在這個不像春天的季節,適合泡壺熱熱的紅茶配上養生茶點。

一出爐打包好出門,馬上送入辦公室給大家吃……


以往都是在Allrecipes.com找靈感,前兩天在高鐵上新發現這個Whole Foods Market網站,
有好多健康點子等著我試試呢!

這個養生燕麥葵瓜子椰絲餅乾的食譜如下~  (來自Whole Foods Market網站)
p.s.我以50ml的無糖豆漿代替了其中50g奶油,還以黑糖取代了白糖,並且將椰絲的量增加到150g。


Makes about 2 dozen

Chewy oats, rich coconut and crunchy sunflower seeds are an enticing combination in these cookies -

a worthy treat for the lunch box or with afternoon tea.

Ingredients

1/2 cup (1 stick) butter, softened
1/2 cup sugar
1 egg
2 teaspoons vanilla extract
1/2 teaspoon sea salt
1/2 cup grated unsweetened coconut
1/2 cup sunflower seeds
1 1/4 cups rolled oats, either quick-cooking or regular (quick cooking will make a finer cookie)
1 cup whole wheat pastry flour
3/4 teaspoon baking powder

Method

Preheat oven to 375°F. Line two large baking sheets with parchment paper and set aside.

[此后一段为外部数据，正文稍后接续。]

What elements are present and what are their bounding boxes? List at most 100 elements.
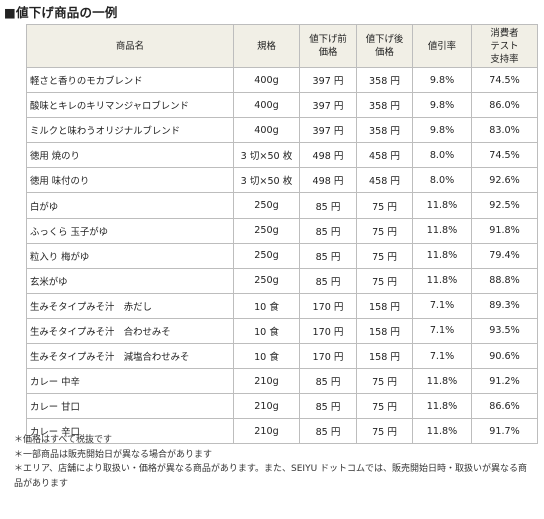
spec-cell: 400g <box>233 66 300 94</box>
footnote: ＊エリア、店舗により取扱い・価格が異なる商品があります。また、SEIYU ドット… <box>14 464 528 489</box>
price-after-cell: 75 円 <box>356 242 413 269</box>
header-row: 商品名 規格 値下げ前 価格 値下げ後 価格 値引率 消費者 テスト 支持率 <box>26 24 538 68</box>
price-before-cell: 85 円 <box>299 368 357 395</box>
price-after-cell: 75 円 <box>356 267 413 294</box>
price-before-cell: 170 円 <box>299 343 357 370</box>
price-before-cell: 85 円 <box>299 393 357 420</box>
product-name-cell: 軽さと香りのモカブレンド <box>26 66 234 94</box>
table-row: 白がゆ 250g 85 円 75 円 11.8% 92.5% <box>26 192 538 219</box>
support-rate-cell: 92.5% <box>471 192 538 219</box>
table-row: 徳用 味付のり 3 切×50 枚 498 円 458 円 8.0% 92.6% <box>26 167 538 194</box>
table-row: 軽さと香りのモカブレンド 400g 397 円 358 円 9.8% 74.5% <box>26 66 538 94</box>
product-name-cell: カレー 辛口 <box>26 418 234 445</box>
product-name-cell: カレー 甘口 <box>26 393 234 420</box>
discount-rate-cell: 7.1% <box>412 317 472 345</box>
spec-cell: 250g <box>233 192 300 219</box>
table-row: 生みそタイプみそ汁 合わせみそ 10 食 170 円 158 円 7.1% 93.5% <box>26 317 538 345</box>
table-body: 軽さと香りのモカブレンド 400g 397 円 358 円 9.8% 74.5% 酸味とキレ… <box>26 66 538 445</box>
price-after-cell: 75 円 <box>356 192 413 219</box>
price-after-cell: 75 円 <box>356 393 413 420</box>
footnote: ＊価格はすべて税抜です <box>14 435 113 445</box>
spec-cell: 250g <box>233 242 300 269</box>
support-rate-cell: 86.0% <box>471 92 538 119</box>
price-before-cell: 498 円 <box>299 167 357 194</box>
discount-rate-cell: 8.0% <box>412 142 472 169</box>
header-support-line3: 支持率 <box>490 53 519 65</box>
price-before-cell: 170 円 <box>299 292 357 319</box>
price-after-cell: 458 円 <box>356 142 413 169</box>
price-after-cell: 458 円 <box>356 167 413 194</box>
price-before-cell: 85 円 <box>299 217 357 244</box>
header-rate-label: 値引率 <box>427 40 457 52</box>
discount-rate-cell: 7.1% <box>412 292 472 319</box>
price-before-cell: 85 円 <box>299 242 357 269</box>
support-rate-cell: 90.6% <box>471 343 538 370</box>
product-name-cell: カレー 中辛 <box>26 368 234 395</box>
discount-rate-cell: 11.8% <box>412 217 472 244</box>
spec-cell: 3 切×50 枚 <box>233 167 300 194</box>
support-rate-cell: 91.8% <box>471 217 538 244</box>
footnote: ＊一部商品は販売開始日が異なる場合があります <box>14 449 213 460</box>
price-after-cell: 358 円 <box>356 117 413 144</box>
spec-cell: 3 切×50 枚 <box>233 142 300 169</box>
table-row: 酸味とキレのキリマンジャロブレンド 400g 397 円 358 円 9.8% 86.0% <box>26 92 538 119</box>
spec-cell: 400g <box>233 117 300 144</box>
price-before-cell: 498 円 <box>299 142 357 169</box>
header-discount-rate: 値引率 <box>412 24 472 68</box>
table-row: 徳用 焼のり 3 切×50 枚 498 円 458 円 8.0% 74.5% <box>26 142 538 169</box>
table-row: 粒入り 梅がゆ 250g 85 円 75 円 11.8% 79.4% <box>26 242 538 269</box>
spec-cell: 400g <box>233 92 300 119</box>
price-before-cell: 85 円 <box>299 418 357 445</box>
price-before-cell: 397 円 <box>299 66 357 94</box>
spec-cell: 10 食 <box>233 292 300 319</box>
table-row: ミルクと味わうオリジナルブレンド 400g 397 円 358 円 9.8% 83.0% <box>26 117 538 144</box>
spec-cell: 210g <box>233 393 300 420</box>
discount-rate-cell: 9.8% <box>412 117 472 144</box>
support-rate-cell: 88.8% <box>471 267 538 294</box>
price-after-cell: 158 円 <box>356 292 413 319</box>
price-table: 商品名 規格 値下げ前 価格 値下げ後 価格 値引率 消費者 テスト 支持率 軽… <box>26 24 538 445</box>
price-after-cell: 158 円 <box>356 317 413 345</box>
discount-rate-cell: 8.0% <box>412 167 472 194</box>
discount-rate-cell: 11.8% <box>412 242 472 269</box>
header-spec: 規格 <box>233 24 300 68</box>
header-name: 商品名 <box>26 24 234 68</box>
support-rate-cell: 92.6% <box>471 167 538 194</box>
support-rate-cell: 74.5% <box>471 66 538 94</box>
support-rate-cell: 91.2% <box>471 368 538 395</box>
product-name-cell: 徳用 焼のり <box>26 142 234 169</box>
discount-rate-cell: 9.8% <box>412 66 472 94</box>
spec-cell: 210g <box>233 368 300 395</box>
header-before-price: 値下げ前 価格 <box>299 24 357 68</box>
product-name-cell: ふっくら 玉子がゆ <box>26 217 234 244</box>
price-after-cell: 358 円 <box>356 92 413 119</box>
header-before-line1: 値下げ前 <box>309 34 347 45</box>
header-after-line1: 値下げ後 <box>365 34 404 45</box>
product-name-cell: 徳用 味付のり <box>26 167 234 194</box>
price-after-cell: 358 円 <box>356 66 413 94</box>
table-row: 生みそタイプみそ汁 減塩合わせみそ 10 食 170 円 158 円 7.1% 90.6% <box>26 343 538 370</box>
spec-cell: 10 食 <box>233 343 300 370</box>
header-support-rate: 消費者 テスト 支持率 <box>471 24 538 68</box>
footnotes: ＊価格はすべて税抜です ＊一部商品は販売開始日が異なる場合があります ＊エリア、… <box>14 433 534 491</box>
header-before-line2: 価格 <box>318 47 338 58</box>
price-before-cell: 170 円 <box>299 317 357 345</box>
discount-rate-cell: 9.8% <box>412 92 472 119</box>
header-after-price: 値下げ後 価格 <box>356 24 413 68</box>
support-rate-cell: 93.5% <box>471 317 538 345</box>
table-row: ふっくら 玉子がゆ 250g 85 円 75 円 11.8% 91.8% <box>26 217 538 244</box>
product-name-cell: ミルクと味わうオリジナルブレンド <box>26 117 234 144</box>
discount-rate-cell: 11.8% <box>412 368 472 395</box>
header-name-label: 商品名 <box>115 40 145 52</box>
support-rate-cell: 89.3% <box>471 292 538 319</box>
support-rate-cell: 91.7% <box>471 418 538 445</box>
product-name-cell: 白がゆ <box>26 192 234 219</box>
support-rate-cell: 83.0% <box>471 117 538 144</box>
discount-rate-cell: 11.8% <box>412 267 472 294</box>
header-support-line1: 消費者 <box>490 27 519 39</box>
discount-rate-cell: 11.8% <box>412 192 472 219</box>
product-name-cell: 酸味とキレのキリマンジャロブレンド <box>26 92 234 119</box>
table-row: 生みそタイプみそ汁 赤だし 10 食 170 円 158 円 7.1% 89.3% <box>26 292 538 319</box>
header-support-line2: テスト <box>490 40 519 52</box>
product-name-cell: 生みそタイプみそ汁 合わせみそ <box>26 317 234 345</box>
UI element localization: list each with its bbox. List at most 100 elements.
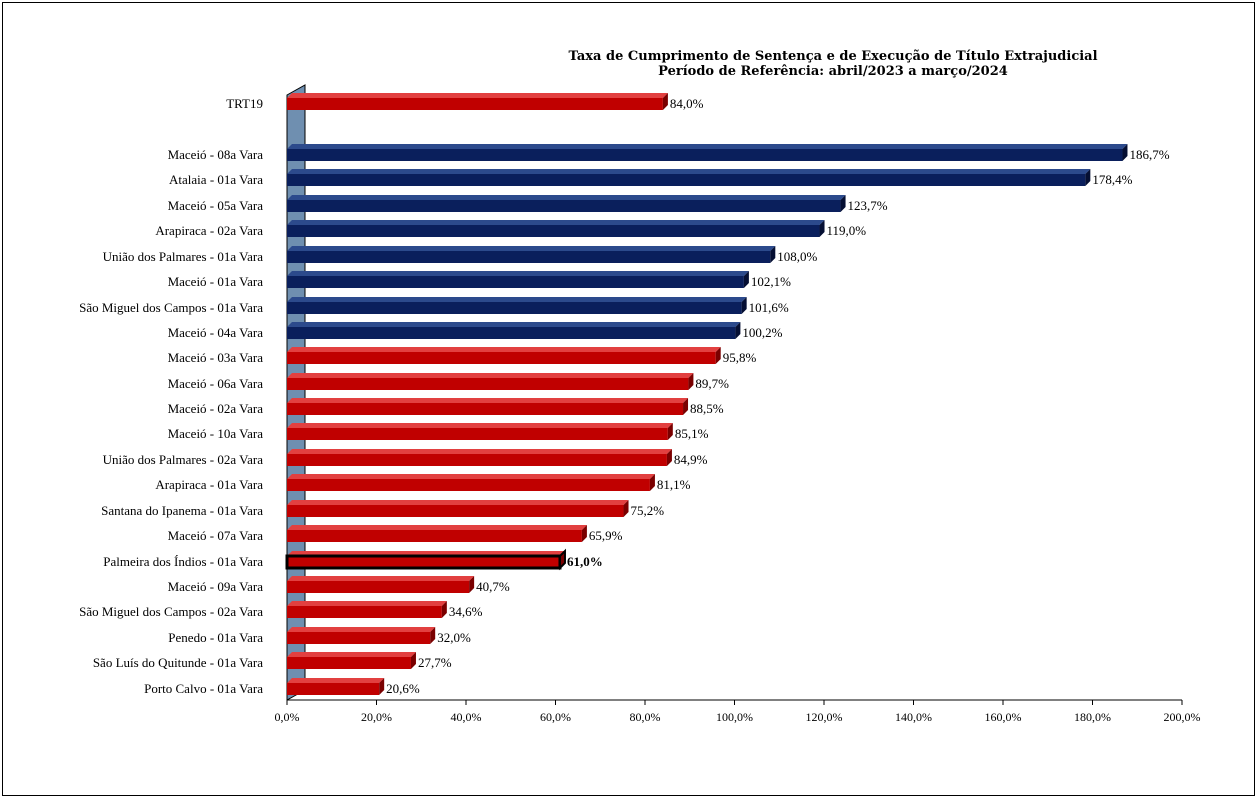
value-label: 108,0% bbox=[777, 249, 817, 264]
bar-top-face bbox=[287, 322, 741, 327]
bar-top-face bbox=[287, 297, 747, 302]
bar-top-face bbox=[287, 169, 1091, 174]
bar-front-face bbox=[285, 554, 562, 570]
category-label: São Miguel dos Campos - 01a Vara bbox=[79, 300, 263, 315]
bar: Maceió - 01a Vara 102,1% bbox=[168, 271, 791, 289]
bar-side-face bbox=[379, 678, 385, 695]
value-label: 101,6% bbox=[749, 300, 789, 315]
bar: Atalaia - 01a Vara 178,4% bbox=[169, 169, 1133, 187]
bar-front-face bbox=[287, 454, 667, 466]
value-label: 178,4% bbox=[1092, 172, 1132, 187]
chart-subtitle: Período de Referência: abril/2023 a març… bbox=[658, 64, 1008, 79]
bar-top-face bbox=[287, 576, 475, 581]
value-label: 84,9% bbox=[674, 452, 708, 467]
bar-side-face bbox=[469, 576, 475, 593]
bar: TRT19 84,0% bbox=[226, 93, 704, 111]
bar-side-face bbox=[649, 474, 655, 491]
category-label: Penedo - 01a Vara bbox=[168, 630, 263, 645]
category-label: Maceió - 09a Vara bbox=[168, 579, 264, 594]
bar: Maceió - 05a Vara 123,7% bbox=[168, 195, 888, 213]
bar: São Miguel dos Campos - 01a Vara 101,6% bbox=[79, 297, 789, 315]
category-label: Porto Calvo - 01a Vara bbox=[144, 681, 263, 696]
bar-top-face bbox=[287, 423, 673, 428]
category-label: União dos Palmares - 01a Vara bbox=[103, 249, 264, 264]
category-label: Atalaia - 01a Vara bbox=[169, 172, 263, 187]
bar-front-face bbox=[287, 378, 689, 390]
category-label: Maceió - 02a Vara bbox=[168, 401, 264, 416]
bar-top-face bbox=[287, 220, 825, 225]
bar: Maceió - 08a Vara 186,7% bbox=[168, 144, 1170, 162]
x-tick-label: 100,0% bbox=[716, 710, 753, 724]
bar-front-face bbox=[287, 352, 716, 364]
bar-top-face bbox=[287, 195, 846, 200]
bar-front-face bbox=[287, 530, 582, 542]
bar-top-face bbox=[287, 627, 436, 632]
bar: Maceió - 02a Vara 88,5% bbox=[168, 398, 724, 416]
bar: Arapiraca - 01a Vara 81,1% bbox=[155, 474, 691, 492]
bar-top-face bbox=[287, 601, 447, 606]
bar-side-face bbox=[623, 500, 629, 517]
x-tick-label: 120,0% bbox=[806, 710, 843, 724]
category-label: Santana do Ipanema - 01a Vara bbox=[101, 503, 263, 518]
category-label: Maceió - 03a Vara bbox=[168, 350, 264, 365]
category-label: Maceió - 01a Vara bbox=[168, 274, 264, 289]
value-label: 119,0% bbox=[827, 223, 867, 238]
bar-top-face bbox=[287, 246, 776, 251]
value-label: 61,0% bbox=[567, 554, 603, 569]
bar-side-face bbox=[743, 271, 749, 288]
bar-front-face bbox=[287, 403, 684, 415]
bar: Porto Calvo - 01a Vara 20,6% bbox=[144, 678, 420, 696]
category-label: Maceió - 05a Vara bbox=[168, 198, 264, 213]
bar-side-face bbox=[558, 548, 566, 571]
bar-side-face bbox=[1085, 169, 1091, 186]
category-label: Maceió - 06a Vara bbox=[168, 376, 264, 391]
bar: Palmeira dos Índios - 01a Vara 61,0% bbox=[103, 548, 603, 571]
bar-top-face bbox=[287, 525, 587, 530]
value-label: 75,2% bbox=[631, 503, 665, 518]
x-tick-label: 80,0% bbox=[630, 710, 661, 724]
value-label: 20,6% bbox=[386, 681, 420, 696]
value-label: 40,7% bbox=[476, 579, 510, 594]
value-label: 32,0% bbox=[437, 630, 471, 645]
x-tick-label: 60,0% bbox=[540, 710, 571, 724]
bar-side-face bbox=[581, 525, 587, 542]
bar-front-face bbox=[287, 657, 411, 669]
value-label: 65,9% bbox=[589, 528, 623, 543]
category-label: Maceió - 04a Vara bbox=[168, 325, 264, 340]
bar-side-face bbox=[715, 347, 721, 364]
x-axis-ticks: 0,0% 20,0% 40,0% 60,0% 80,0% 100,0% 120,0% 140,… bbox=[275, 700, 1201, 724]
bar-front-face bbox=[287, 632, 431, 644]
value-label: 81,1% bbox=[657, 477, 691, 492]
bar: São Luís do Quitunde - 01a Vara 27,7% bbox=[93, 652, 452, 670]
bar-top-face bbox=[287, 347, 721, 352]
x-tick-label: 140,0% bbox=[895, 710, 932, 724]
category-label: São Luís do Quitunde - 01a Vara bbox=[93, 655, 263, 670]
value-label: 34,6% bbox=[449, 604, 483, 619]
x-tick-label: 0,0% bbox=[275, 710, 300, 724]
bar-series: TRT19 84,0% Maceió - 08a Vara 186,7% Atalaia… bbox=[79, 93, 1170, 696]
bar-top-face bbox=[287, 474, 655, 479]
bar-side-face bbox=[840, 195, 846, 212]
bar-front-face bbox=[287, 98, 663, 110]
bar-front-face bbox=[287, 505, 624, 517]
bar-front-face bbox=[287, 683, 380, 695]
bar-top-face bbox=[287, 373, 694, 378]
bar: União dos Palmares - 01a Vara 108,0% bbox=[103, 246, 818, 264]
value-label: 88,5% bbox=[690, 401, 724, 416]
category-label: Arapiraca - 01a Vara bbox=[155, 477, 263, 492]
category-label: São Miguel dos Campos - 02a Vara bbox=[79, 604, 263, 619]
bar-front-face bbox=[287, 174, 1086, 186]
bar-top-face bbox=[287, 449, 672, 454]
bar-side-face bbox=[688, 373, 694, 390]
bar-front-face bbox=[287, 251, 771, 263]
bar: Maceió - 04a Vara 100,2% bbox=[168, 322, 783, 340]
bar: Penedo - 01a Vara 32,0% bbox=[168, 627, 471, 645]
value-label: 123,7% bbox=[848, 198, 888, 213]
bar-front-face bbox=[287, 327, 736, 339]
chart-title: Taxa de Cumprimento de Sentença e de Exe… bbox=[568, 49, 1097, 64]
bar: São Miguel dos Campos - 02a Vara 34,6% bbox=[79, 601, 483, 619]
bar: Maceió - 03a Vara 95,8% bbox=[168, 347, 756, 365]
value-label: 186,7% bbox=[1129, 147, 1169, 162]
bar-side-face bbox=[666, 449, 672, 466]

Put butter and sugar into a bowl and beat with an electric mixer until fluffy. Add egg, vanilla and salt and beat again just until combined. Stir in coconut and sunflower seeds. In a separate bowl, combine oats, flour and baking powder, then add to butter mixture, stirring until thoroughly combined.

Drop rounded tablespoons of dough onto prepared baking sheets, spacing them about 2 inches apart. Bake until lightly browned and cooked through, 10 to 12 minutes, then set aside to let cool. Serve immediately or store in an airtight container.